TO THE EDITOR: Despite the importance of effective crisis communication to promote mental health, inconsistent public messaging and misinformation have abounded during the COVID-19 pandemic. Public messaging is an evidence-based field within public health, shaping public perceptions and health behaviors during disasters (
1). As psychiatrists working on the front lines throughout this pandemic in the United States and globally, we believe that psychiatry and psychiatrists can play a vital role as leaders in crisis communication and public messaging—a role that is currently underdeveloped.
The American Psychiatric Association Committee on Psychiatric Dimensions of Disaster (CPDD) recently released guidance on communicating with the public during this pandemic (
2). Evidence suggests that in a crisis, affected people process and act on information differently than they do otherwise, such as by misinterpreting messages, holding onto preexisting beliefs, or believing the first message heard (
1). The CPDD messaging guidelines provide key elements of effective crisis communication to help overcome these biases. The principles call on providers to “use trusted messengers, avoid jargon, use culturally sensitive messages, convey accurate scientific and mental health information, deliver messaging according to a defined schedule, and avoid excessive reassurance” (
2). The guidelines state that principle-based messaging should help vulnerable populations, promote desired behaviors and sense of control, reduce distress, and offer realistic hope for positive interventions, change, and recovery (
2).
With individual patients, psychiatrists can activate these principles and be important crisis communicators during virtual or in-person clinical encounters. Understanding the nuances of patients’ cognitive and social situations, psychiatrists can naturally play the role of trusted messengers who use culturally sensitive approaches. Practically, psychiatrists can discuss with patients their understanding and application of mask wearing, physical distancing, vaccination, and daily routines to mitigate mental health risks, and they can create specific instructions for those who are severely mentally ill, homeless, limited in understanding language, disabled, or elderly. Patients can leave a clinical encounter equipped with a correct scientific understanding as well as realistic hope for positive interventions to reduce mental health risks.

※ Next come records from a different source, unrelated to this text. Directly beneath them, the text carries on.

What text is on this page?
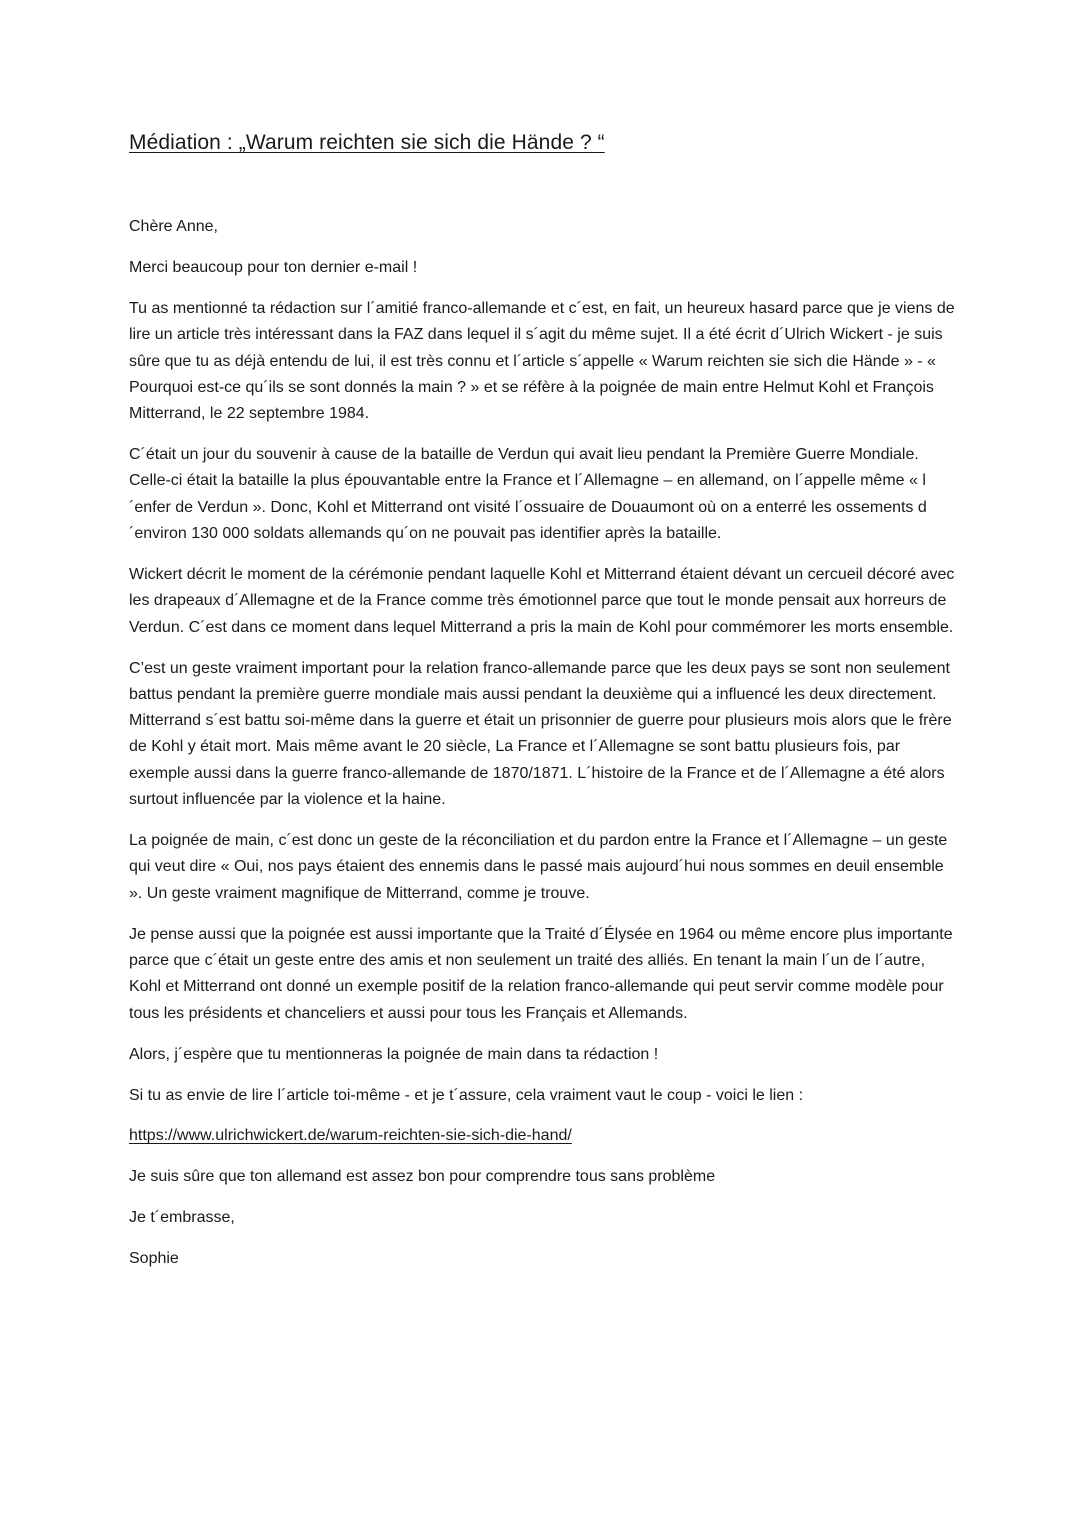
Médiation : „Warum reichten sie sich die Hände ? “

Chère Anne,

Merci beaucoup pour ton dernier e-mail !

Tu as mentionné ta rédaction sur l´amitié franco-allemande et c´est, en fait, un heureux hasard parce que je viens de lire un article très intéressant dans la FAZ dans lequel il s´agit du même sujet. Il a été écrit d´Ulrich Wickert - je suis sûre que tu as déjà entendu de lui, il est très connu et l´article s´appelle « Warum reichten sie sich die Hände » - « Pourquoi est-ce qu´ils se sont donnés la main ? » et se réfère à la poignée de main entre Helmut Kohl et François Mitterrand, le 22 septembre 1984.

C´était un jour du souvenir à cause de la bataille de Verdun qui avait lieu pendant la Première Guerre Mondiale. Celle-ci était la bataille la plus épouvantable entre la France et l´Allemagne – en allemand, on l´appelle même « l´enfer de Verdun ». Donc, Kohl et Mitterrand ont visité l´ossuaire de Douaumont où on a enterré les ossements d´environ 130 000 soldats allemands qu´on ne pouvait pas identifier après la bataille.

Wickert décrit le moment de la cérémonie pendant laquelle Kohl et Mitterrand étaient dévant un cercueil décoré avec les drapeaux d´Allemagne et de la France comme très émotionnel parce que tout le monde pensait aux horreurs de Verdun. C´est dans ce moment dans lequel Mitterrand a pris la main de Kohl pour commémorer les morts ensemble.

C’est un geste vraiment important pour la relation franco-allemande parce que les deux pays se sont non seulement battus pendant la première guerre mondiale mais aussi pendant la deuxième qui a influencé les deux directement. Mitterrand s´est battu soi-même dans la guerre et était un prisonnier de guerre pour plusieurs mois alors que le frère de Kohl y était mort. Mais même avant le 20 siècle, La France et l´Allemagne se sont battu plusieurs fois, par exemple aussi dans la guerre franco-allemande de 1870/1871. L´histoire de la France et de l´Allemagne a été alors surtout influencée par la violence et la haine.

La poignée de main, c´est donc un geste de la réconciliation et du pardon entre la France et l´Allemagne – un geste qui veut dire « Oui, nos pays étaient des ennemis dans le passé mais aujourd´hui nous sommes en deuil ensemble ». Un geste vraiment magnifique de Mitterrand, comme je trouve.

Je pense aussi que la poignée est aussi importante que la Traité d´Élysée en 1964 ou même encore plus importante parce que c´était un geste entre des amis et non seulement un traité des alliés. En tenant la main l´un de l´autre, Kohl et Mitterrand ont donné un exemple positif de la relation franco-allemande qui peut servir comme modèle pour tous les présidents et chanceliers et aussi pour tous les Français et Allemands.

Alors, j´espère que tu mentionneras la poignée de main dans ta rédaction !

Si tu as envie de lire l´article toi-même - et je t´assure, cela vraiment vaut le coup - voici le lien :

https://www.ulrichwickert.de/warum-reichten-sie-sich-die-hand/

Je suis sûre que ton allemand est assez bon pour comprendre tous sans problème

Je t´embrasse,

Sophie
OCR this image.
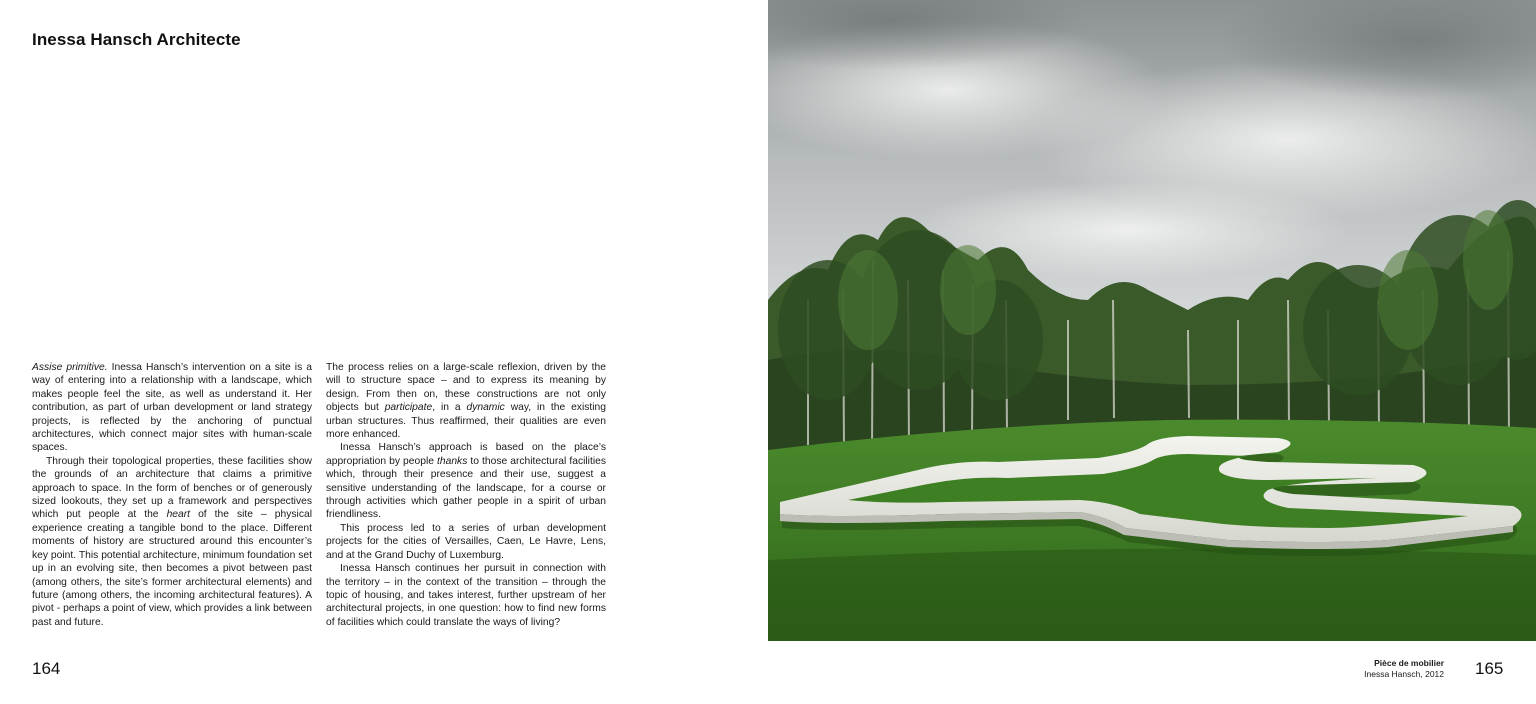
Inessa Hansch Architecte

Assise primitive. Inessa Hansch’s intervention on a site is a way of entering into a relationship with a landscape, which makes people feel the site, as well as understand it. Her contribution, as part of urban development or land strategy projects, is reflected by the anchoring of punctual architectures, which connect major sites with human-scale spaces.

Through their topological properties, these facilities show the grounds of an architecture that claims a primitive approach to space. In the form of benches or of generously sized lookouts, they set up a framework and perspectives which put people at the heart of the site – physical experience creating a tangible bond to the place. Different moments of history are structured around this encounter’s key point. This potential architecture, minimum foundation set up in an evolving site, then becomes a pivot between past (among others, the site’s former architectural elements) and future (among others, the incoming architectural features). A pivot - perhaps a point of view, which provides a link between past and future.

The process relies on a large-scale reflexion, driven by the will to structure space – and to express its meaning by design. From then on, these constructions are not only objects but participate, in a dynamic way, in the existing urban structures. Thus reaffirmed, their qualities are even more enhanced.

Inessa Hansch’s approach is based on the place’s appropriation by people thanks to those architectural facilities which, through their presence and their use, suggest a sensitive understanding of the landscape, for a course or through activities which gather people in a spirit of urban friendliness.

This process led to a series of urban development projects for the cities of Versailles, Caen, Le Havre, Lens, and at the Grand Duchy of Luxemburg.

Inessa Hansch continues her pursuit in connection with the territory – in the context of the transition – through the topic of housing, and takes interest, further upstream of her architectural projects, in one question: how to find new forms of facilities which could translate the ways of living?

164	Pièce de mobilier
Inessa Hansch, 2012 165
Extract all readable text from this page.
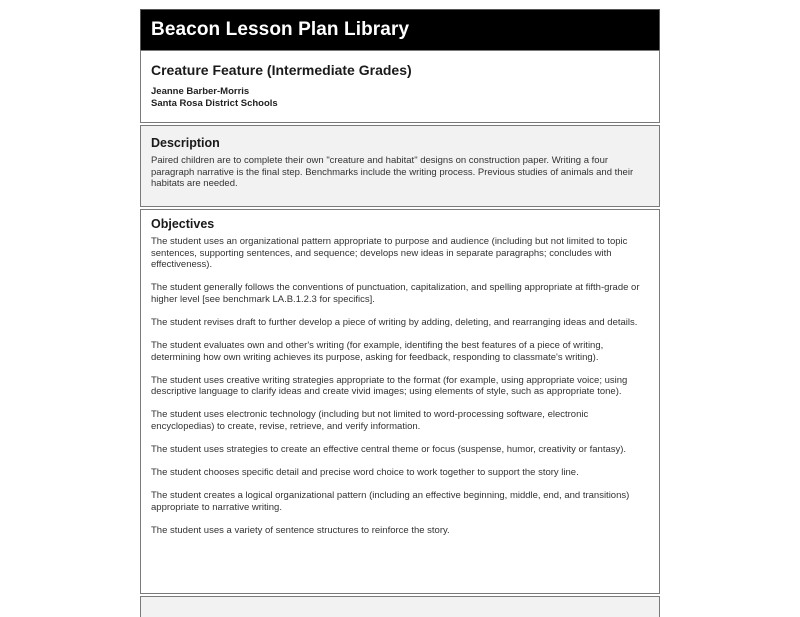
Beacon Lesson Plan Library
Creature Feature (Intermediate Grades)
Jeanne Barber-Morris
Santa Rosa District Schools
Description

Paired children are to complete their own "creature and habitat" designs on construction paper. Writing a four paragraph narrative is the final step. Benchmarks include the writing process. Previous studies of animals and their habitats are needed.

Objectives

The student uses an organizational pattern appropriate to purpose and audience (including but not limited to topic sentences, supporting sentences, and sequence; develops new ideas in separate paragraphs; concludes with effectiveness).

The student generally follows the conventions of punctuation, capitalization, and spelling appropriate at fifth-grade or higher level [see benchmark LA.B.1.2.3 for specifics].

The student revises draft to further develop a piece of writing by adding, deleting, and rearranging ideas and details.

The student evaluates own and other's writing (for example, identifing the best features of a piece of writing, determining how own writing achieves its purpose, asking for feedback, responding to classmate's writing).

The student uses creative writing strategies appropriate to the format (for example, using appropriate voice; using descriptive language to clarify ideas and create vivid images; using elements of style, such as appropriate tone).

The student uses electronic technology (including but not limited to word-processing software, electronic encyclopedias) to create, revise, retrieve, and verify information.

The student uses strategies to create an effective central theme or focus (suspense, humor, creativity or fantasy).

The student chooses specific detail and precise word choice to work together to support the story line.

The student creates a logical organizational pattern (including an effective beginning, middle, end, and transitions) appropriate to narrative writing.

The student uses a variety of sentence structures to reinforce the story.
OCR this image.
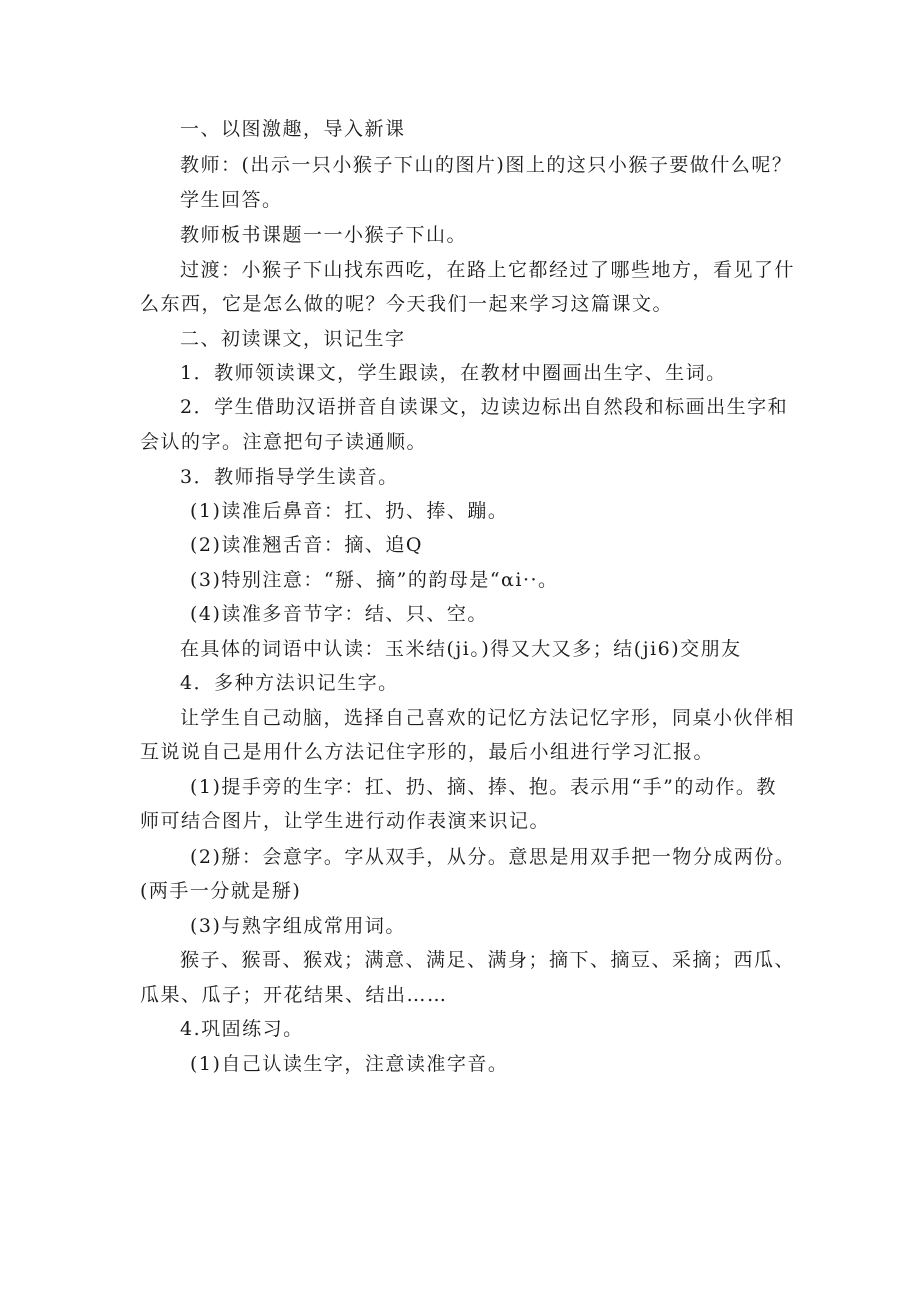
一、以图激趣，导入新课
教师：(出示一只小猴子下山的图片)图上的这只小猴子要做什么呢？
学生回答。
教师板书课题一一小猴子下山。
过渡：小猴子下山找东西吃，在路上它都经过了哪些地方，看见了什
么东西，它是怎么做的呢？今天我们一起来学习这篇课文。
二、初读课文，识记生字
1．教师领读课文，学生跟读，在教材中圈画出生字、生词。
2．学生借助汉语拼音自读课文，边读边标出自然段和标画出生字和
会认的字。注意把句子读通顺。
3．教师指导学生读音。
(1)读准后鼻音：扛、扔、捧、蹦。
(2)读准翘舌音：摘、追Q
(3)特别注意：“掰、摘”的韵母是“αi··。
(4)读准多音节字：结、只、空。
在具体的词语中认读：玉米结(ji。)得又大又多；结(ji6)交朋友
4．多种方法识记生字。
让学生自己动脑，选择自己喜欢的记忆方法记忆字形，同桌小伙伴相
互说说自己是用什么方法记住字形的，最后小组进行学习汇报。
(1)提手旁的生字：扛、扔、摘、捧、抱。表示用“手”的动作。教
师可结合图片，让学生进行动作表演来识记。
(2)掰：会意字。字从双手，从分。意思是用双手把一物分成两份。
(两手一分就是掰)
(3)与熟字组成常用词。
猴子、猴哥、猴戏；满意、满足、满身；摘下、摘豆、采摘；西瓜、
瓜果、瓜子；开花结果、结出……
4.巩固练习。
(1)自己认读生字，注意读准字音。
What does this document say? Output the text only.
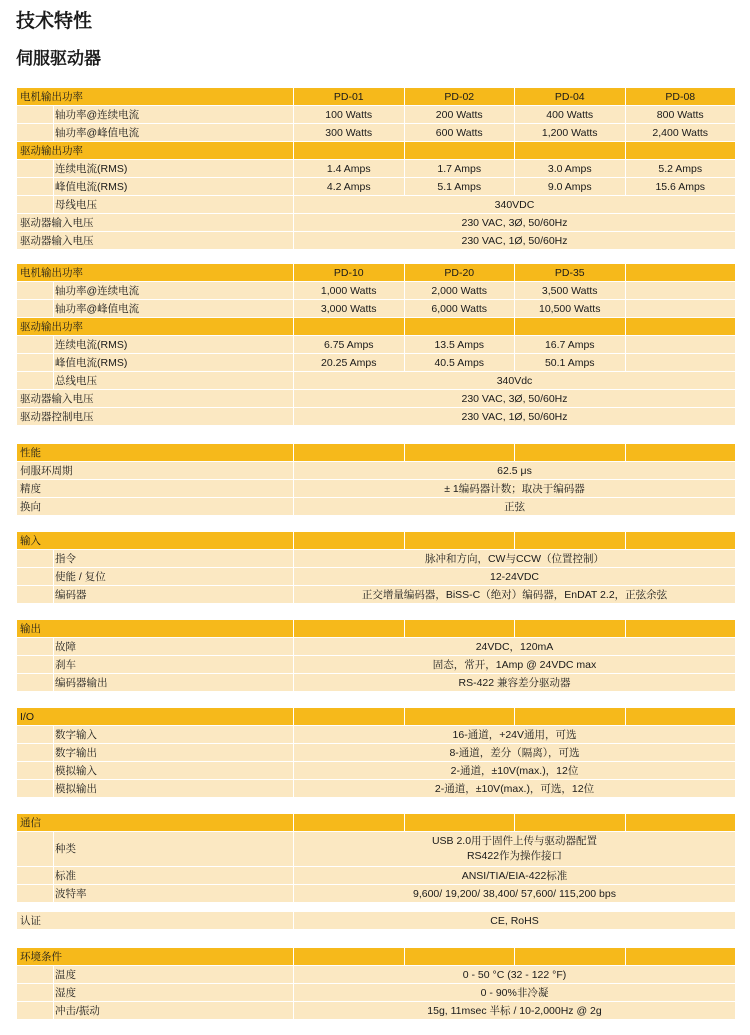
技术特性
伺服驱动器
电机输出功率		PD-01	PD-02	PD-04	PD-08
	轴功率@连续电流	100 Watts	200 Watts	400 Watts	800 Watts
	轴功率@峰值电流	300 Watts	600 Watts	1,200 Watts	2,400 Watts
驱动输出功率					
	连续电流(RMS)	1.4 Amps	1.7 Amps	3.0 Amps	5.2 Amps
	峰值电流(RMS)	4.2 Amps	5.1 Amps	9.0 Amps	15.6 Amps
	母线电压	340VDC			
驱动器输入电压		230 VAC, 3Ø, 50/60Hz			
驱动器输入电压		230 VAC, 1Ø, 50/60Hz			
电机输出功率		PD-10	PD-20	PD-35	
	轴功率@连续电流	1,000 Watts	2,000 Watts	3,500 Watts	
	轴功率@峰值电流	3,000 Watts	6,000 Watts	10,500 Watts	
驱动输出功率					
	连续电流(RMS)	6.75 Amps	13.5 Amps	16.7 Amps	
	峰值电流(RMS)	20.25 Amps	40.5 Amps	50.1 Amps	
	总线电压	340Vdc			
驱动器输入电压		230 VAC, 3Ø, 50/60Hz			
驱动器控制电压		230 VAC, 1Ø, 50/60Hz			
性能				
伺服环周期	62.5 μs			
精度	± 1编码器计数；取决于编码器			
换向	正弦			
输入					
	指令	脉冲和方向，CW与CCW（位置控制）			
	使能 / 复位	12-24VDC			
	编码器	正交增量编码器，BiSS-C（绝对）编码器，EnDAT 2.2，正弦余弦			
输出					
	故障	24VDC，120mA			
	刹车	固态，常开，1Amp @ 24VDC max			
	编码器输出	RS-422 兼容差分驱动器			
I/O					
	数字输入	16-通道，+24V通用，可选			
	数字输出	8-通道，差分（隔离），可选			
	模拟输入	2-通道，±10V(max.)，12位			
	模拟输出	2-通道，±10V(max.)，可选，12位			
通信					
	种类	USB 2.0用于固件上传与驱动器配置
RS422作为操作接口			

	标准	ANSI/TIA/EIA-422标准			
	波特率	9,600/ 19,200/ 38,400/ 57,600/ 115,200 bps			
认证	CE, RoHS
环境条件					
	温度	0 - 50 °C (32 - 122 °F)			
	湿度	0 - 90%非冷凝			
	冲击/振动	15g, 11msec 半标 / 10-2,000Hz @ 2g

On a public health level, psychiatrists are also poised to be leaders who interface with allied mental health professionals, other medical specialties, the community, and media. Yet relatively few psychiatrists have spoken out concerning the pandemic response, perhaps because interacting with the public involves a different skill set than that used to communicate with a patient during a clinical encounter. Public communication and media training are common in business and government but lacking in psychiatric education (
3)—an important gap that should be addressed.
A core feature of effective pandemic responses is communication between governments, health professionals, scientists, the media, and the public (
4). As clinicians working with patients and as potential leaders for populations, psychiatrists have a critical role to play in communicating science accurately and in evaluating performance during this and future disasters. With a new Administration and widespread vaccine dissemination under way, the opportunity for psychiatrists to improve pandemic-related public messaging must be grasped to help end this pandemic. There is no time to lose.